9/30/10 — Alderman Waguespack and his staff will brief other Aldermen regarding the proposed Mobile Food Facilities Ordinance on Tuesday, October 5, 2010. The purpose of these meetings is to acquaint members of the City Council with the details of the ordinance prior to scheduling committee hearings. These briefings are specifically for Aldermen and their staff, and are closed to the public. If you support this ordinance, please let your Alderman know.
On a side note, since I've been covering this issue, I've repeatedly tried to find out if the Illinois Restaurant Association has an official position on food trucks. Widely viewed as just another arm of the mayor, the IRA's support or opposition could be crucial to the future of food trucks in Chicago (at least while Daley is in office). No one from the IRA has ever returned my calls. Perhaps they've all been stuck waiting in line somewhere.
It's clear, however, that the idea of food trucks seems troubling to some minds at the IRA. A few weeks ago the latest issue of Seasonings, the IRA's print newsletter, hit its member's mailboxes, and its Government Affairs column noted that the "Government Relations Committee held a special meeting on August 18 to discuss the ordinance." It makes no mention of the meeting's outcome.
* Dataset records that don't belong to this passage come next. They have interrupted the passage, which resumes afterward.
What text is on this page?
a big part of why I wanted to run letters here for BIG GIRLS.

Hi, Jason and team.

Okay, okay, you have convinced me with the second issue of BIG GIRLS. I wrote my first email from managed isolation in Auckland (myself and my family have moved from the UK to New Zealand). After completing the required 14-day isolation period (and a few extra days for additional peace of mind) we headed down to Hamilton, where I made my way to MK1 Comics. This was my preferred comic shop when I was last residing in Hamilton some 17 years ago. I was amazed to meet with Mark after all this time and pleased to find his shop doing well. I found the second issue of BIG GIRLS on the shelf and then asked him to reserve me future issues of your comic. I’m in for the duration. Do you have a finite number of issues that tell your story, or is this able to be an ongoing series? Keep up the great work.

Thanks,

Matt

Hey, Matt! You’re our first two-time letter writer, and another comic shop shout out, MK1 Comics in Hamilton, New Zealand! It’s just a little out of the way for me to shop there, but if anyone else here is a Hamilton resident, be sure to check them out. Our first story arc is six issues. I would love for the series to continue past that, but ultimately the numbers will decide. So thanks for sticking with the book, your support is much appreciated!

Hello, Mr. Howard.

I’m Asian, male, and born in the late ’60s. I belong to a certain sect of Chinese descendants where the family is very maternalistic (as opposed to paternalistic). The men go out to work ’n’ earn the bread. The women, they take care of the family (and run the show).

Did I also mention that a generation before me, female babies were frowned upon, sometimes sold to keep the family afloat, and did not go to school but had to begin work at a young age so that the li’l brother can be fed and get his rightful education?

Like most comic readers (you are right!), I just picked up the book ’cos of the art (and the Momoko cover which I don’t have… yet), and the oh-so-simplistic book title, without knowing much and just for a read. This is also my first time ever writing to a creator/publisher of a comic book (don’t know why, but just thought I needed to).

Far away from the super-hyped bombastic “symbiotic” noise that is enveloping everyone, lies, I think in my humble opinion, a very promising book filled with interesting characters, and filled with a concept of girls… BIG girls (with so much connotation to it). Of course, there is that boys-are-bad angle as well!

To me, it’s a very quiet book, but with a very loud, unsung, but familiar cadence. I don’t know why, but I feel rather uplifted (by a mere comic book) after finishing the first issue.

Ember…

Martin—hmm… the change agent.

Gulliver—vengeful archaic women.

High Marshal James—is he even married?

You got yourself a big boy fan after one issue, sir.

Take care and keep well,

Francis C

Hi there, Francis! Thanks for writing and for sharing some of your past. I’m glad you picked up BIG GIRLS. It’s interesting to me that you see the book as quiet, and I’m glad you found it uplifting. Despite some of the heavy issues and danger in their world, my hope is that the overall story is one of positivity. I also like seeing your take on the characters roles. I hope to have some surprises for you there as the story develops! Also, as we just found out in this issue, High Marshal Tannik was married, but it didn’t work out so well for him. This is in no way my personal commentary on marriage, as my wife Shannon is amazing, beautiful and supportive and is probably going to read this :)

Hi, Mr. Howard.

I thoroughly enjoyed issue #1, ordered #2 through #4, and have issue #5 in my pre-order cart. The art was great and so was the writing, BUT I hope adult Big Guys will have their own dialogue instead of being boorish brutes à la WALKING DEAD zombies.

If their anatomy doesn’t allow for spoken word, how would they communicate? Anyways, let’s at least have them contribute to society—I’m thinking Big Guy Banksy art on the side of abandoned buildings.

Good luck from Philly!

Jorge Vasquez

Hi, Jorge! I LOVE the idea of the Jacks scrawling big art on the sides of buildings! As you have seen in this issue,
But elsewhere in the rag, attorney Bob Shannon, author of the Legal Advisor column, outlines the mobile food movement for his readers with particular emphasis on the problems some other cities have had with food trucks (fears from brick-and-mortar restaurants, parking issues, trash, traffic flow)—and none of the benefits. Shannon also notes that Chicago's draft ordinance "at present, does not limit the number of food trucks that can be licensed" and that although trucks will be prohibited from the Medical District, "there is no indication that the impact on parking and traffic flow in other areas has been studied in detail."
In conclusion he advises his readers that "Because of the the potential impact, members are encouraged to be on the lookout for proposals in the areas they operate, and to contact their representatives to assist in making sure that any proposal is as favorable as possible to the restaurant industry."
Related: One thing I didn't realize about Evanston's new food-truck law is that in order to start your own truck, you have to already own a brick-and-mortar restaurant. That's not very sporting, now, is it?.